WASHINGTON — Republicans in the House of Representatives kicked off their first hearing on immigration Tuesday with a stated goal of harmonizing the principles of humanity and the rule of the law.
Members of the House Judiciary Committee met after a wave of immigration proposals from President Barack Obama and a bipartisan group of senators calling for a path to citizenship for the 11 million illegal immigrants now residing in the United States.
But Tuesday's gathering emphasized how many House Republicans still oppose granting a path to citizenship, which several committee members referred to as "amnesty."
"The question of the day," said House Judiciary Committee Chairman Robert Goodlatte, R-Va., was whether there were any signs of compromise between the "extremes of mass deportation and path to citizenship."

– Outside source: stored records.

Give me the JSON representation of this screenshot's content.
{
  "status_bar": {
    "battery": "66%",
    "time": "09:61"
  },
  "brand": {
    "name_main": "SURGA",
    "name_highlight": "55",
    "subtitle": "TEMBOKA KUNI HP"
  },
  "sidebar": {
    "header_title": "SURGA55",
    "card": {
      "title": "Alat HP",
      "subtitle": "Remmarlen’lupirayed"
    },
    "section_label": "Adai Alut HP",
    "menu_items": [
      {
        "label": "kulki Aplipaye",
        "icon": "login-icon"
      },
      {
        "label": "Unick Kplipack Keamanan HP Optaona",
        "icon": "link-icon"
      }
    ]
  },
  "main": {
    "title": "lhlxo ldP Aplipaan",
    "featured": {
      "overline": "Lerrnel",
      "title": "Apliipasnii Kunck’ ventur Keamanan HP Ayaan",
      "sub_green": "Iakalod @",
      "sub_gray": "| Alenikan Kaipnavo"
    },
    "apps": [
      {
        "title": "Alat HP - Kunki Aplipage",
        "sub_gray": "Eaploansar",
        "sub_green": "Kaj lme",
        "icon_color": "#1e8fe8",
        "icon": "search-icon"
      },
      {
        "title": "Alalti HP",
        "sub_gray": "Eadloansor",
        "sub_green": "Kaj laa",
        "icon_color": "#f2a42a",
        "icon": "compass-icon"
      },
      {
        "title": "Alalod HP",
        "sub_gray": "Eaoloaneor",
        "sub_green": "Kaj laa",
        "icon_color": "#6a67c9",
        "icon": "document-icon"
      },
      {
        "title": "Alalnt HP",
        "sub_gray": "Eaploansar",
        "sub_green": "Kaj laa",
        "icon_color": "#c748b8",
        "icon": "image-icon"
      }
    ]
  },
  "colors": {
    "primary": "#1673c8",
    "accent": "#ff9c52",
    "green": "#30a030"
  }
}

"America is a nation of immigrants," he said. "Everyone among us can go back a few or several generations to our own relatives who came to America in search of a better life for themselves and their families. But we are also a nation of laws."
Julian Castro, the Democratic mayor of San Antonio, testified on behalf of a path to citizenship.
He cited the hearing as a further example that the country is "on the cusp of real progress." But he warned lawmakers that any plan that doesn't include a path to citizenship risks creating a population of "second-class noncitizens."
Rep. Trey Gowdy, R-S.C., the chairman of the Subcommittee on Immigration and Border Security, cited his concerns and those of other Republicans about repeating the mistakes of the so-called amnesty legislation of 1986.
That law, signed by President Ronald Reagan, also promised to grant legal status to illegal immigrants, secure the borders and beef up worker-verification protections. But the enforcement protections were largely unmet, and millions more illegal immigrants flooded into the United States.
"In the minds of many, Mr. Chairman, the country got amnesty, but we're still waiting 25 years later on the border security and employment verification," Gowdy said. "So here we are back again asking our fellow citizens to trust us."
Labor and business: President Barack Obama, who has said he'd like to see immigration legislation passed by June, held separate private meetings at the White House on Tuesday with labor leaders and top business executives, . Attendees declined to release details of their conversations, but they described them as productive.